Questions that emerge regarding the present-day distribution of organic matter include the following: Which asteroids (or comets or Kuiper Belt objects) are the sources of the carbonaceous meteorites of various types, including the micrometeorites? What are the compositions of organic matter that color some icy bodies, including Pluto and the Kuiper Belt objects? What are the sources of IDPs? Are there unidentified processes that create and destroy organic matter? Do natural processes result in racemic mixtures of complex OM? What are the chemical details of the formation of macromolecular organic solids under different conditions and with different starting mixtures? What is the temporal history of organic formation in various environments in the solar system? What is the balance in the creation and destruction of OM in impacts and radiation environments? How does refractory OM vary among the comets, asteroids, planetary satellites, and other solar system bodies, and what does this tell us about the chemical environments in which it formed? What kind and quantities of OM delivered to early Earth and other terrestrial planets survived the impact and the planetary environments at that time? Did extraterrestrial organic matter trigger or provide the feedstock for early life on Earth? Where else in the solar system does life exist or has it existed? Could the terrestrial L-enantiomer preference result from the chirality of extraterrestrial OM? Are there planets in the habitable zones around other stars?b What are the characteristic signatures of primitive body reservoirs around other stars? Is our assemblage of primitive bodies typical? What is the population structure of the solar system? What is the nature of Kuiper Belt objects? What is the formation history of the trans-neptunian region? Where in the solar system did building blocks form; which were transported and which were not?
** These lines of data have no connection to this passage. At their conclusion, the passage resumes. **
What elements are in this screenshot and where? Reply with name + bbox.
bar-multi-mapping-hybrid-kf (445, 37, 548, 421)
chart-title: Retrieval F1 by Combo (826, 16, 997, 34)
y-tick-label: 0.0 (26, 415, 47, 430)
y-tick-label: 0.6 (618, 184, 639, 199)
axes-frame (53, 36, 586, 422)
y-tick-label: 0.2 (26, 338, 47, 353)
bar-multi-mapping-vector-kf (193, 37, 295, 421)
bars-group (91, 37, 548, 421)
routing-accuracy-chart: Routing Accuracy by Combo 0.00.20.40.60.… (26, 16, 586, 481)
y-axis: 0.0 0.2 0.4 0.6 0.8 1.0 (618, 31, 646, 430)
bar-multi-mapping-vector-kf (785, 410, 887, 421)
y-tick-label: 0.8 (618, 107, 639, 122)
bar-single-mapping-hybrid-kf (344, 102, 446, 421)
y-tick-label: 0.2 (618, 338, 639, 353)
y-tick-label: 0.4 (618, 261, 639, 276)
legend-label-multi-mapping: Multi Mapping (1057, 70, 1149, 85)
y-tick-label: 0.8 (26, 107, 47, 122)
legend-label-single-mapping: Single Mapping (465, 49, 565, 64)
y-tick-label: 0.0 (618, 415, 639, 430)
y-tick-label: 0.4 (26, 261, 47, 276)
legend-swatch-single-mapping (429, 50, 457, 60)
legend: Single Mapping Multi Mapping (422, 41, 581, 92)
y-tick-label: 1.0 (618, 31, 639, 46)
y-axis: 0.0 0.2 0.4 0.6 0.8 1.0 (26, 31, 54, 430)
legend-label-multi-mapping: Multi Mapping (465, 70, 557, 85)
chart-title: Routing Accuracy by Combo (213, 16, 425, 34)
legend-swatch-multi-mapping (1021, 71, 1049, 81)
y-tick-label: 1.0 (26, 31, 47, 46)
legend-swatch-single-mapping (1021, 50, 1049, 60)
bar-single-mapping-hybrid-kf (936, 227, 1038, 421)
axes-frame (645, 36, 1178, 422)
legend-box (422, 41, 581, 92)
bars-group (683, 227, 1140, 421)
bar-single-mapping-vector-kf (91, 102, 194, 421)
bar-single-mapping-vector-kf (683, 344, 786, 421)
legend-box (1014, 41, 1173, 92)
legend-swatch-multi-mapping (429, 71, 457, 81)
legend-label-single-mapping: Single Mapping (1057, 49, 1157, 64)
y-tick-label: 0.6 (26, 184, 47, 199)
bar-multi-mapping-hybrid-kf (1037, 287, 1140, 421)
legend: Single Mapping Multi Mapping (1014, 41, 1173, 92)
Questions of pivotal importance include the following: How do compositional differences between the Oort cloud and the Kuiper Belt bodies relate to their sites of origin? Are small, distant bodies such as Kuiper Belt objects, Pluto, and Charon geologically active today? What is the nature of binary objects in the solar system, and what do they tell us about formation history? What processes modify the surfaces of all categories of building blocks? Foundation-building questions are as follows: How do colors and albedos of small bodies relate to their compositions and histories of alteration by various processes since their origin? What roles did various dynamical processes play in the origin and evolution of the primitive bodies in the solar system, and what were the time scales? What are the orbital distributions of long-period and new comets, and how have these distributions evolved over the age of the solar system? Primitive Bodies As Reservoirs of Organic Matter Potentially paradigm-altering questions about primitive bodies as reservoirs of organic matter include the following: What are the compositions and origins of the organic and volatile materials in primitive bodies? How is organic matter distributed throughout the solar system? What is the chemical and isotopic composition of cometary surface materials? What are the physical and chemical/isotopic properties of comet nuclei, and do they vary with depth? Questions of pivotal importance include the following: Did organic matter from comets and meteorites provide the feedstock for the origin of life on Earth? What are the parent bodies of the carbonaceous meteorites, interplanetary dust particles, and micrometeorites? Foundation-building questions are as follows: What are the processes by which organic material forms on the surfaces of icy and other primitive bodies in the current epoch? What is the thermal and aqueous alteration history of the parent bodies of the organic-rich primitive meteorites?